Midvale looks to familiar face as its new city managerJun 08, 2021 12:28PM ● By Erin Dixon
Matt Dahl takes the oath of office in front of Midvale City Council in May. (Photo courtesy Midvale City)
By Erin Dixon | [email protected]
Matt Dahl succeeds Kane Loader as Midvale’s city manager. Loader worked in the position for 14 years before he retired earlier this year.
“My choice for the new city manager was to choose someone who could help maintain the inertia and direction the city has,” Mayor Robert Hale said to city councilmembers. “It has developed a cadre of staff that is second to none. It’s not our job to be on the forefront but it’s to learn what will work best...in these conditions we’re in.”
“[Matt has] had sufficient experience to know when to put the brakes on something and when we need to forge forward with evermore clarity in what we want.”
One Midvale resident had positive things to say about Dahl’s follow-through.
Stacey Phillips lives on the northeast end of Midvale. Since she moved in, large trucks leaving the freeway shook the whole neighborhood. Phillips says she spoke often with the former city manager over a two-year period to solve the problem. Her neighbor worked for eight years prior on the same issue. The shaking became worse as the road degraded over time.

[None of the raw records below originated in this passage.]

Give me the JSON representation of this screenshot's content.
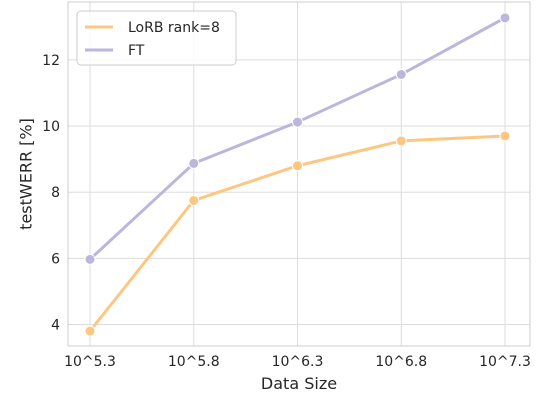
{
  "chart_data": {
    "type": "line",
    "categories": [
      "10^5.3",
      "10^5.8",
      "10^6.3",
      "10^6.8",
      "10^7.3"
    ],
    "series": [
      {
        "name": "LoRB rank=8",
        "values": [
          3.8,
          7.75,
          8.8,
          9.55,
          9.7
        ],
        "color": "#fdc782"
      },
      {
        "name": "FT",
        "values": [
          5.97,
          8.87,
          10.12,
          11.56,
          13.27
        ],
        "color": "#bcb6dc"
      }
    ],
    "title": "",
    "xlabel": "Data Size",
    "ylabel": "testWERR [%]",
    "ylim": [
      3.35,
      13.75
    ],
    "yticks": [
      4,
      6,
      8,
      10,
      12
    ],
    "grid": true,
    "legend_position": "top-left"
  }
}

In 2020, she voiced her concerns at a city council meeting. “Matt Dahl followed me out after I spoke to the council…,” Phillips said. “He said he had seen some of the emails and would work to get this fixed.”

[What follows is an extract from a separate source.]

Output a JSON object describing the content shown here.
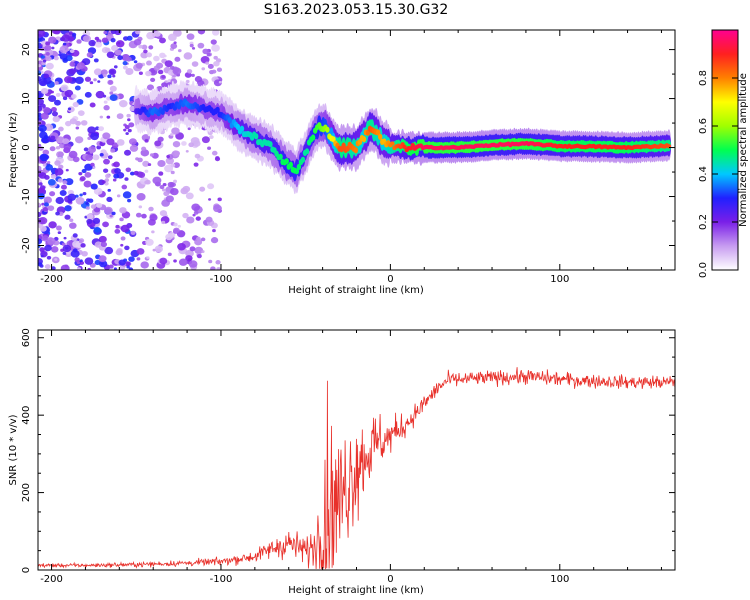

“In the next few weeks Matt kept his word, he emailed and called frequently to keep me updated and finally, after three years, on Aug. 30 the transition was paved. He literally saved my sanity; he saved our homes from more damage,” Phillips said.

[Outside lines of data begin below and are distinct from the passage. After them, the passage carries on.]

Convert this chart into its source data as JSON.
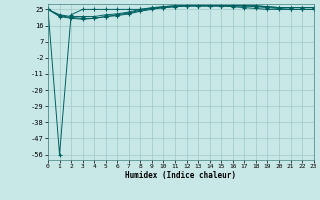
{
  "xlabel": "Humidex (Indice chaleur)",
  "bg_color": "#c8e8e8",
  "grid_color": "#a0c8c8",
  "line_color": "#006060",
  "ylim": [
    -59,
    28
  ],
  "xlim": [
    0,
    23
  ],
  "yticks": [
    25,
    16,
    7,
    -2,
    -11,
    -20,
    -29,
    -38,
    -47,
    -56
  ],
  "xticks": [
    0,
    1,
    2,
    3,
    4,
    5,
    6,
    7,
    8,
    9,
    10,
    11,
    12,
    13,
    14,
    15,
    16,
    17,
    18,
    19,
    20,
    21,
    22,
    23
  ],
  "line1": [
    25,
    -56,
    22,
    25,
    25,
    25,
    25,
    25,
    25,
    25.5,
    26,
    26.5,
    27,
    27,
    27,
    27,
    27,
    27,
    27,
    26.5,
    26,
    26,
    26,
    26
  ],
  "line2": [
    25,
    22,
    21,
    21,
    21,
    22,
    22.5,
    23.5,
    25,
    26,
    26.5,
    27,
    27,
    27,
    27,
    27,
    27,
    27,
    27,
    26.5,
    26,
    26,
    26,
    26
  ],
  "line3": [
    25,
    21.5,
    20.5,
    20,
    20,
    21,
    22,
    23,
    24.5,
    25.5,
    26.5,
    27,
    27,
    27,
    27,
    27,
    27,
    27,
    26.5,
    26,
    25.5,
    25,
    25,
    25
  ],
  "line4": [
    25,
    21,
    20,
    19.5,
    20,
    21,
    21.5,
    22.5,
    24,
    25,
    26,
    26.5,
    27,
    27,
    27,
    27,
    26.5,
    26,
    25.5,
    25,
    25,
    25,
    25,
    25
  ]
}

After 13 years in Salt Lake City with the redevelopment agency, Dahl moved to Midvale City as housing manager. Nearly every year he worked for Midvale he was promoted to a new position. From housing to RDA director, to community development to assistant city manager and now manager.
“I’m excited to work every day,” Dahl told Midvale City Journal. “There’s a lot of opportunities in Midvale. I look forward to working with the residents and businesses to keep Midvale a great city.”
His goals are: High-quality development that supports strong, stable neighborhoods; maintain infrastructure (aging water pipes, above ground power lines); maintain park space; and increase public communication.
Jordan Bluffs development will continue. There is a master plan that dictates the general direction of the area, but the individual pieces will need fine tuning.
“Figuring out how roads connect, phased park construction, making sure it all fits together,” Dahl said.
He has a different approach to traditional city planning.
“[Previously], we made very clear, here’s the residential area, here’s where the new [construction] is going,” Dahl said. “We have disjointed development. One of the big things I would like to work on…is trying to find ways to make those areas connected so they transition well between different types of neighborhoods.”
“Council has expressed interest in bike lanes and pathways,” Dahl said. “Not every neighborhood needs to be connected but we have a lot of opportunities to improve where it makes sense.”
Staff, elected officials and residents need to consider if their “...community is built for people or cars? At some point it’s going to be really hard to be a three car family in this valley,” Dahl said.
“We’re moving in that direction with form-based code that’s more about how people feel in that environment.”
Form-based code is what overlays the Main Street area, where instead of designating a zone as residential, commercial, industrial, etc., the code allows for many of these at once.
“[We want to] make a mixed-use community and have access to quality education,” Dahl said. “In large parts of the cities we have stable neighborhoods and support those and look for opportunities for [blended] uses.”
“During public hearings, there are often resident comments that they are nervous about increased density, but the state is enforcing increased density in all cities,” he said.
“How do you mesh long-term planning with current needs? [We] try to incorporate solutions that address neighborhood concerns,” Dahl said.
Like with an iceberg, “The public has a general understanding of what goes on above water in regards to what the city does,” Dahl said. A lot of work goes unseen below the surface.
“I can go from issues of enforcement in regards to roosters to talking about multi-million dollar developments,” Dahl said.
“How do we help everyone understand and appreciate everything that we have going on?”
For example, the city has many employees who do a job that is invisible to the public.
“People say they’re concerned about our water,” Dahl said. “We’re taking hundreds of samples a month and sending it to the state and showing that the quality of our water is great. But no one thinks about the person who is doing that job.”
Some cities struggle with relationships between elected officials and staff. According to Dahl, Midvale is lucky and doesn’t have that struggle.
“We cooperate with the city council very well and we’re privileged to be in that environment,” Dahl said. “That doesn’t mean we don’t have disagreements or there aren’t split votes.”
“We all can see that everyone is handling everything in a professional manner and we move on and look for better solutions. Not every community is as fortunate.”